My understanding of equilibrium distributions is that the (row) vector $P^{*} = (P_{1}^{*}, P_{2}^{*}, \dots, P_{m}^{*})$ is an equilibrium distribution if each $P_{j}^{*} = \lim_{n \rightarrow \infty} P_{ij}^{(n)}$ exists for every $j \in S$ and is not dependent of the initial state $i$. This implies that $P^{*}$ is the collection of probabilities of the process being in each state after $\infty$ steps.
Does this not mean that equilibrium distributions are the same as stationary distributions, in practice?
"Does this not mean that equilibrium distributions are the same as stationary distributions, in practice?"
Stationary Distributions:
Let $\mathbf{P}$ be the transition probability matrix of a homogeneous Markov chain $\{X_n, n \geq 0\}$. If there exists
a probability vector $\mathbf{\pi}$ such that $$\mathbf{\pi} \mathbf{P} = \mathbf{\pi} \:\:\:\:\:\:\: (1)$$
then $\mathbf{\pi}$ is called a stationary distribution for the Markov chain.

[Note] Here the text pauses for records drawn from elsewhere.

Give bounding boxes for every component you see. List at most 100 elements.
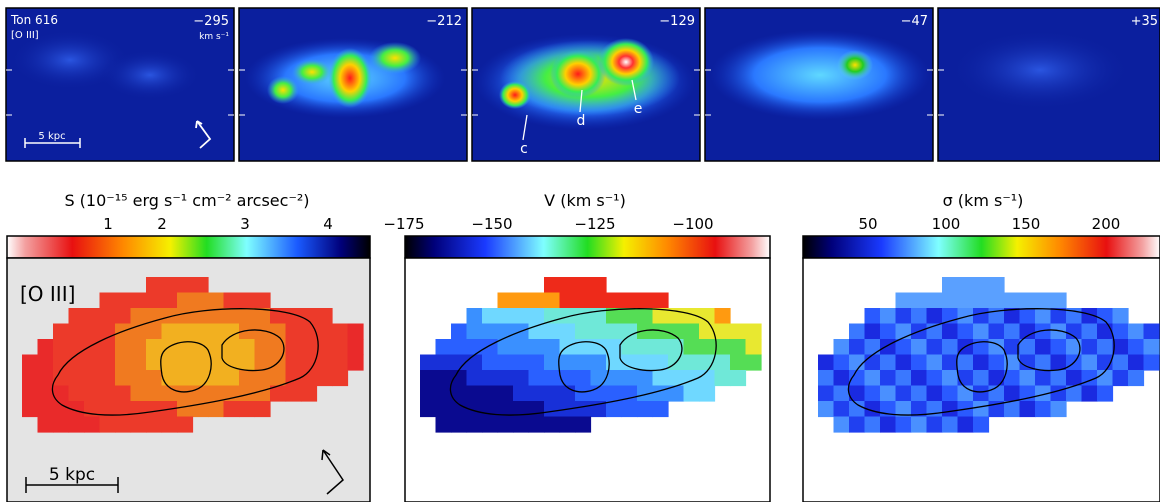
s-map-pixel xyxy=(239,401,256,418)
v-map-pixel xyxy=(482,416,499,433)
sigma-map-pixel xyxy=(1081,323,1098,340)
sigma-map-pixel xyxy=(942,354,959,371)
s-map-pixel xyxy=(208,323,225,340)
sigma-map-pixel xyxy=(1112,370,1129,387)
v-map-pixel xyxy=(590,323,607,340)
sigma-map-pixel xyxy=(818,401,835,418)
s-map-pixel xyxy=(177,277,194,294)
v-map-pixel xyxy=(621,370,638,387)
v-map-pixel xyxy=(482,370,499,387)
s-map-pixel xyxy=(68,354,85,371)
sigma-map-pixel xyxy=(926,354,943,371)
v-tick-3: −125 xyxy=(574,215,615,233)
v-map-pixel xyxy=(513,401,530,418)
sigma-map-pixel xyxy=(880,339,897,356)
sigma-map-pixel xyxy=(926,292,943,309)
v-map-pixel xyxy=(497,401,514,418)
sigma-map-pixel xyxy=(973,292,990,309)
s-map-pixel xyxy=(254,401,271,418)
sigma-map-pixel xyxy=(1066,385,1083,402)
sigma-map-pixel xyxy=(1050,385,1067,402)
s-map-pixel xyxy=(332,370,349,387)
v-map-pixel xyxy=(544,323,561,340)
sigma-map-pixel xyxy=(1128,323,1145,340)
sigma-map-pixel xyxy=(1128,339,1145,356)
sigma-map-pixel xyxy=(942,416,959,433)
sigma-map-pixel xyxy=(973,416,990,433)
v-map-pixel xyxy=(497,385,514,402)
v-map-pixel xyxy=(482,339,499,356)
sigma-tick-2: 100 xyxy=(932,215,961,233)
v-map-pixel xyxy=(466,308,483,325)
v-map-pixel xyxy=(590,277,607,294)
sigma-map-pixel xyxy=(911,416,928,433)
sigma-colorbar xyxy=(802,235,1160,259)
v-map-pixel xyxy=(575,292,592,309)
v-map-pixel xyxy=(528,370,545,387)
s-map-pixel xyxy=(115,401,132,418)
channel-scale-label: 5 kpc xyxy=(38,131,65,142)
s-map-pixel xyxy=(146,416,163,433)
v-map-pixel xyxy=(451,370,468,387)
s-map-pixel xyxy=(22,354,39,371)
s-map-scale-label: 5 kpc xyxy=(49,465,95,485)
v-map-pixel xyxy=(668,323,685,340)
sigma-map-pixel xyxy=(1050,308,1067,325)
v-map-pixel xyxy=(544,401,561,418)
v-map-pixel xyxy=(528,308,545,325)
sigma-map-pixel xyxy=(864,308,881,325)
s-map-pixel xyxy=(115,416,132,433)
sigma-map-pixel xyxy=(1004,354,1021,371)
v-map-pixel xyxy=(466,354,483,371)
s-map-pixel xyxy=(99,308,116,325)
s-map-pixel xyxy=(68,308,85,325)
sigma-map-pixel xyxy=(957,323,974,340)
s-tick-4: 4 xyxy=(323,215,333,233)
s-map-pixel xyxy=(223,323,240,340)
sigma-map-pixel xyxy=(1035,370,1052,387)
v-map-pixel xyxy=(451,401,468,418)
v-map-pixel xyxy=(466,323,483,340)
v-map-pixel xyxy=(652,370,669,387)
v-map-pixel xyxy=(575,416,592,433)
v-map-pixel xyxy=(652,339,669,356)
sigma-map-pixel xyxy=(864,339,881,356)
s-map-pixel xyxy=(22,370,39,387)
s-map-pixel xyxy=(208,385,225,402)
sigma-map-pixel xyxy=(1081,385,1098,402)
s-map-pixel xyxy=(146,292,163,309)
v-map-pixel xyxy=(590,370,607,387)
s-map-pixel xyxy=(99,385,116,402)
s-map-pixel xyxy=(146,370,163,387)
s-map-pixel xyxy=(161,323,178,340)
s-map-pixel xyxy=(115,308,132,325)
channel-map-3 xyxy=(472,8,700,161)
v-map-pixel xyxy=(497,339,514,356)
s-map-pixel xyxy=(130,308,147,325)
sigma-map-pixel xyxy=(1066,370,1083,387)
v-map-pixel xyxy=(683,308,700,325)
sigma-map-pixel xyxy=(864,370,881,387)
sigma-map-pixel xyxy=(1019,370,1036,387)
sigma-map-pixel xyxy=(895,401,912,418)
v-map-pixel xyxy=(513,416,530,433)
component-label-d: d xyxy=(577,113,586,129)
v-map-pixel xyxy=(621,339,638,356)
component-label-c: c xyxy=(520,141,528,157)
s-map-pixel xyxy=(208,292,225,309)
s-map-pixel xyxy=(130,354,147,371)
sigma-map-pixel xyxy=(988,354,1005,371)
sigma-map-pixel xyxy=(849,339,866,356)
v-map-pixel xyxy=(559,323,576,340)
v-map-pixel xyxy=(497,416,514,433)
v-map-pixel xyxy=(435,416,452,433)
sigma-map-pixel xyxy=(957,277,974,294)
sigma-map-pixel xyxy=(1050,323,1067,340)
s-map-pixel xyxy=(37,370,54,387)
v-map-pixel xyxy=(637,370,654,387)
v-map-pixel xyxy=(575,339,592,356)
s-map-pixel xyxy=(177,401,194,418)
channel-ticks xyxy=(6,69,944,116)
sigma-map-pixel xyxy=(833,385,850,402)
s-map-pixel xyxy=(68,323,85,340)
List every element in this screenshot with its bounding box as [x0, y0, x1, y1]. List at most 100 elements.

Equilibrium Distributions:
To express the relationship in another way:
Let $\mathbf{\pi}$ be the stationary distribution. $\mathbf{\pi}$ is related to the expected return time $\mu_j$ by:
$$\mathbf{\pi}_j = \frac{1}{\mu_j}$$
If the chain is both irreducible and aperiodic, it is said to have an equilibrium distribution
$$\lim_{n \to \infty} p_{ij}^n = \frac{1}{\mu_j}$$
Such $\mathbf{\pi}$ is called the equilibrium distribution.